Doc. 170. Répartition des sites de l'échantillon construits entre 1250 et 1338
Doc. 170. Répartition des sites de l'échantillon construits entre 1250 et 1338

Le rythme de la construction est particulièrement soutenu avant même le début de la guerre delphino-savoyarde : entre 1249 et 1276, on construit autant de châteaux qu'au cours des 92 années précédentes, soit un rythme d'un nouveau château chaque année, contre un tous les trois ans au cours de la période précédente. Le château le plus caractéristique de cette période est celui qu'on appelle "carré savoyard" en pays vaudois.909 Ce type de construction s'affranchit du modèle précédemment décrit en se concentrant autour d'une seule cour, carrée ou rectangulaire, flanquée de quatre tours d'angles, souvent circulaires. L'exemple le mieux conservé est celui du château d'Yverdon (doc. 171), bâti entre 1256 et 1270 par Jacques de Saint-Georges, architecte de Pierre de Savoie, sur les fondations d'un premier château vieux d'à peine deux décennies.910 On attribue d'ailleurs souvent l'adoption de ce plan et la multiplication des tours circulaires à un programme architectural princier, appliqué, comme on l'a déjà vu, dans certains châteaux bressans et d'autres, bâtis au cours de cette période dans le nord du territoire savoyard.

Doc. 171. Vue aérienne du château d'Yverdon © Swisscastle
Doc. 171. Vue aérienne du château d'Yverdon © Swisscastle

Cependant, les châteaux savoyards ne sont pas les seuls à s'approcher de ce plan : malgré une légère dissymétrie, Château-Queyras le suit également dans les grandes lignes, de même que plusieurs châteaux gallois, notamment ceux de Flint ou de Rhuddlan, bâtis par des architectes savoyards comme Jean Mésot ou Jacques de Saint-Georges.911 La diffusion de ce modèle Outre-Manche, en Guyenne ou en Gascogne est naturellement liée aux relations étroites qu'entretiennent les enfants du comte Thomas avec la monarchie anglaise.

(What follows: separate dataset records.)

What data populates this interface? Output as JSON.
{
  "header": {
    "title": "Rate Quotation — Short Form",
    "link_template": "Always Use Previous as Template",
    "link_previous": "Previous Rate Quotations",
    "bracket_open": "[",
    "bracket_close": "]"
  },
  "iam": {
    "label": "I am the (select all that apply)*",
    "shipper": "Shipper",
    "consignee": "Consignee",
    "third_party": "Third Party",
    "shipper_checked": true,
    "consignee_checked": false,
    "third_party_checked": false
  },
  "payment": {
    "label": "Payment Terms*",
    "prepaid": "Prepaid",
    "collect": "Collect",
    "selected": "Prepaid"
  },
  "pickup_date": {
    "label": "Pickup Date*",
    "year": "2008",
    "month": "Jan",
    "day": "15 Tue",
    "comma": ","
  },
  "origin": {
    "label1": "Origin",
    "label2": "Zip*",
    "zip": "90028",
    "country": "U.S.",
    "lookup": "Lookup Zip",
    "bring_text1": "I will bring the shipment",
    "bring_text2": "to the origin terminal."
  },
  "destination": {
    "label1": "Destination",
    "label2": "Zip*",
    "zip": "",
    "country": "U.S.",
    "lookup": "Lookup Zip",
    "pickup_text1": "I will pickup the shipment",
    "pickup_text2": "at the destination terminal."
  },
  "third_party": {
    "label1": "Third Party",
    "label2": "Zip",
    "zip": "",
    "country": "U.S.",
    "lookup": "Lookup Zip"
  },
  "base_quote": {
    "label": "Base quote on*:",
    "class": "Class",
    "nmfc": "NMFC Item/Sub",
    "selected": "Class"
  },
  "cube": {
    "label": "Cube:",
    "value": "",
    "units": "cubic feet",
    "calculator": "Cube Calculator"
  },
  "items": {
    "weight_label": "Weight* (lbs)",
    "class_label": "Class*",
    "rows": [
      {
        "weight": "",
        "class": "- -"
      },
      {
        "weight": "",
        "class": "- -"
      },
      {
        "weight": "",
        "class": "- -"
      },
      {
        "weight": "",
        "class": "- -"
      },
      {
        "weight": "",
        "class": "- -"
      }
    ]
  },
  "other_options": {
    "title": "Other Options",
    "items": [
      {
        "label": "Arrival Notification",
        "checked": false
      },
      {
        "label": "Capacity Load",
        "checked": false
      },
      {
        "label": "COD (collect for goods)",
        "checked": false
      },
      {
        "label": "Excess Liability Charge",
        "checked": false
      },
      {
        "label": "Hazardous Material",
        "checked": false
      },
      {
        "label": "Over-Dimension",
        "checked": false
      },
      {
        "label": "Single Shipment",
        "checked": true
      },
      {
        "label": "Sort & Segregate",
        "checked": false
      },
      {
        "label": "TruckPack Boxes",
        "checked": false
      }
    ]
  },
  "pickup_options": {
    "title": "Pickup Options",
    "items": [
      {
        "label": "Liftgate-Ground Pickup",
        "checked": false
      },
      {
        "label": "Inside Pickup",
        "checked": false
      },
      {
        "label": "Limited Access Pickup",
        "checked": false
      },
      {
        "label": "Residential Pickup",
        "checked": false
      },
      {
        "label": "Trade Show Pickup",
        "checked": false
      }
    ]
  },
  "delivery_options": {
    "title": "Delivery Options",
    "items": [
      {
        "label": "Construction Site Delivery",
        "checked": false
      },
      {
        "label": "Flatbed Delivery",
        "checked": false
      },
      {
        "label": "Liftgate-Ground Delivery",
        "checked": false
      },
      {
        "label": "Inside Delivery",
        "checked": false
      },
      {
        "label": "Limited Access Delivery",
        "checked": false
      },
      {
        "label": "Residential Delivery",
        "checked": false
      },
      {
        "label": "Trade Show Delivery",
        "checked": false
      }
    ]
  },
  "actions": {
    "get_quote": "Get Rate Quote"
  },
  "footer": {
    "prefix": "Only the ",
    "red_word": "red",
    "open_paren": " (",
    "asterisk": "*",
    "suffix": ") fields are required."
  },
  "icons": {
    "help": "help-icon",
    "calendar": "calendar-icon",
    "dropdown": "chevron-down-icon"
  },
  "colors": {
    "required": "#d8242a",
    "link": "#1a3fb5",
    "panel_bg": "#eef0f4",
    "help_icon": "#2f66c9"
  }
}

Daniel de Raemy trouve des points de comparaison entre l'architecture savoyarde de la seconde moitié du XIIIe siècle et des sites comme Castel del Monte, bâti dans les Pouilles par l'empereur Frédéric II à partir de 1240 selon un plan octogonal, comme les châteaux bourguignons de Semur-en-Auxois et de Mont-Saint-Jean (Côte-d'Or) ou encore comme celui de Benaugres (Gironde).912 Les innovations françaises du XIIIe siècle rencontrent pour leur part un succès plutôt modeste, même si les tours-maîtresses circulaires se rencontrent de plus en plus fréquemment dans les châteaux de la région. On citera par exemple celle de Châtel-Argent (doc. 172), bâtie en 1274-1275 dans ce château du XIIe siècle913, ou celle du château de Saint-Michel (doc. 173), construit vers 1289.914

Doc. 172. Tour maîtresse de Châtel-Argent © Hans Sterkendries
Doc. 172. Tour maîtresse de Châtel-Argent © Hans Sterkendries
Doc. 173. Tour maîtresse du château de Saint-Michel
Doc. 173. Tour maîtresse du château de Saint-Michel

L'avantage principal de ce type de tour, largement diffusé en France et en Normandie depuis la fin du XIIe siècle, est la suppression des angles morts pour les défenseurs, d'où la présence d'archères, absentes des premières tours circulaires de la période précédente. Ce critère n'est sans doute pas jugé essentiel, car elles ne parviennent pas à supplanter dans la région les grandes tours quadrangulaires, parfois monumentales : dans l'Europe du XIVe siècle, les seuls édifices comparables par leur hauteur à la tour de Crest (52 m) sont les donjons des châteaux de Vincennes ou de Coucy.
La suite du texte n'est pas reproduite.